ERHAN AFYONCU

Sağlıksız ekmek üreten fırıncılar idam edilirdi

Osmanlı döneminde ikaz edildikleri halde kanunlara uymayan fırıncılara ibretlik cezalar verilirdi. Padişahlar tebdil-i kıyafet ile fırınları denetlerdi. Ekmeğin ağırlığı, rengi ve içine konulan maddeler kontrol edilirdi. Kabahati olanlar falakaya yatırılır, fırınlarının önünde idam edilirdi
Bazı fırınlarda ekmeğin içinde GDO'lu maddelerin çıkması bir tartışma başlattı. Türk milletinin temel gıda maddelerinden olduğu için ekmeğin kalitesi meselesi asırlardan beri tartışılır. Osmanlı İmparatorluğu'nda en fazla kontrolü yapılan ürün ekmek ve et idi. Nitekim Birinci Abdülhamid, devlet adamlarına hitaben kendi eliyle kaleme aldığı bir emirde, "Her şeyden önemli olan et ve ekmektir" demekteydi. Ekmek, Osmanlı arşiv belgelerinin birçoğunda "nân-ı aziz" olarak belirtilir.
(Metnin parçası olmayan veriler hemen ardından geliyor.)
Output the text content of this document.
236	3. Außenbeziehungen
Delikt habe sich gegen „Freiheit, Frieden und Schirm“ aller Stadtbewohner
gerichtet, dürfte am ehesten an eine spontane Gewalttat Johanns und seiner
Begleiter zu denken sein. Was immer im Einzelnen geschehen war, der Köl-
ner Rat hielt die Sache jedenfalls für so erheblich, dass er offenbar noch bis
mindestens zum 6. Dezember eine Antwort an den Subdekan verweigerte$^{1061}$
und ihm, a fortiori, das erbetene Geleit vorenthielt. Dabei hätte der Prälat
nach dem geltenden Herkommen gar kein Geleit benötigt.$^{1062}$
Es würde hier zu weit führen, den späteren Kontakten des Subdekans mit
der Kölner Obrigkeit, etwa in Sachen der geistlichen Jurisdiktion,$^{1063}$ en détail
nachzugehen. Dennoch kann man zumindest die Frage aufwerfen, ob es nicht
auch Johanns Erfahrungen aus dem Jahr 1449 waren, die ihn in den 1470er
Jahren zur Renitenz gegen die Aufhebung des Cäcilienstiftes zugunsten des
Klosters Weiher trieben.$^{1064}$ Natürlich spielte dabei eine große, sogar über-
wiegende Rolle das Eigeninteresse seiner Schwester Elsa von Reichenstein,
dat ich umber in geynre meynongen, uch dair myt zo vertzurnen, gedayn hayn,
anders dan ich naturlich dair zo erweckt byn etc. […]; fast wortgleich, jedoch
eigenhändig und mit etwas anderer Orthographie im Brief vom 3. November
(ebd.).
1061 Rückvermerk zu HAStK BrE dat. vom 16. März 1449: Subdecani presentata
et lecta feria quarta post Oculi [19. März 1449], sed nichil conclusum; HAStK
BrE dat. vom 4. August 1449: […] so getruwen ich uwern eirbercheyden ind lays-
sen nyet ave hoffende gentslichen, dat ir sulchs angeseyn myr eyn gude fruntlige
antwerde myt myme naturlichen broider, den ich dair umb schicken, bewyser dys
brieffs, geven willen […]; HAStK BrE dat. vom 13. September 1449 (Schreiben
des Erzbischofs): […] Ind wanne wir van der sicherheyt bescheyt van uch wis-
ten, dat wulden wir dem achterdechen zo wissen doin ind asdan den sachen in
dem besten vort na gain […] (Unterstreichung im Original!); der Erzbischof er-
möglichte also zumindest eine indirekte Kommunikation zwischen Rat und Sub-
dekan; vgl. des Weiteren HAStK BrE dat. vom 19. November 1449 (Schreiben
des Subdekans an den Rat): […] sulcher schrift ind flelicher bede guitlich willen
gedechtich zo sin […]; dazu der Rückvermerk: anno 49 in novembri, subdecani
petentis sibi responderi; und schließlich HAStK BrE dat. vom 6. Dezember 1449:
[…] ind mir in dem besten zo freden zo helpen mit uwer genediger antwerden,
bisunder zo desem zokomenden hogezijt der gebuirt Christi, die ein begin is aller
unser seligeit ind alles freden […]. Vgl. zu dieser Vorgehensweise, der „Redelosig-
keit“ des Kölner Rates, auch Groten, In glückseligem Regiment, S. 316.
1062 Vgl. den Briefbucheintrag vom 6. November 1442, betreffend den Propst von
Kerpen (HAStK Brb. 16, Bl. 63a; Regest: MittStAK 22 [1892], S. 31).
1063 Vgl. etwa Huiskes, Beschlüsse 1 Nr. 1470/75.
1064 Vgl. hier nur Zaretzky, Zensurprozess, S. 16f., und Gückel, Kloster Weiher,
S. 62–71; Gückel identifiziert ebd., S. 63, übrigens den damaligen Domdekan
Cezalandırılmış bir esnaf.
PADİŞAHLAR FIRIN DENETLİYOR
Halkın ucuz ve iyi buğdaydan yapılmış ekmek yiyebilmesi için sıkı bir denetim mekanizması geliştirilmişti. Ekmek halkın ana gıdası olduğu için başta padişah ve sadrazam olmak üzere bütün devlet görevlileri fırınları sıkı bir denetim altında tutarlardı.
Fatih Sultan Mehmet bazen resmi olarak, bazen de tebdil-i kıyafetle, yani kıyafet değiştirerek Unkapanı'ndaki, Kapalıçarşı'daki esnafı sık sık dolaşarak, devletin koyduğu kanunlara uyulup uyulmadığını kontrol etmişti. 1774-1789 arasında Osmanlı tahtında bulunan Birinci Abdülhamid de sık sık esnafı denetleyen padişahlardandı. Sultan Birinci Abdülhamid, tebdil-i kıyafet ile fırınlara gider, ekmeğin ağırlığını, rengini, içine konulan maddeleri kontrol ederdi.
Kanunnamelere göre, "Unun ince elekten elenmesi, ekmeğin tamamen pişmesi ve beyaz olması, kokusunun olmaması" gerekmekteydi. Ekmeğin içinde başka bir madde bulunursa veya çiğ pişmişse fırıncı falakaya yatırılırdı. Ancak zaman zaman fırıncılar bu tür uygulamalarla çok ağır bir şekilde cezalandırılmıştır.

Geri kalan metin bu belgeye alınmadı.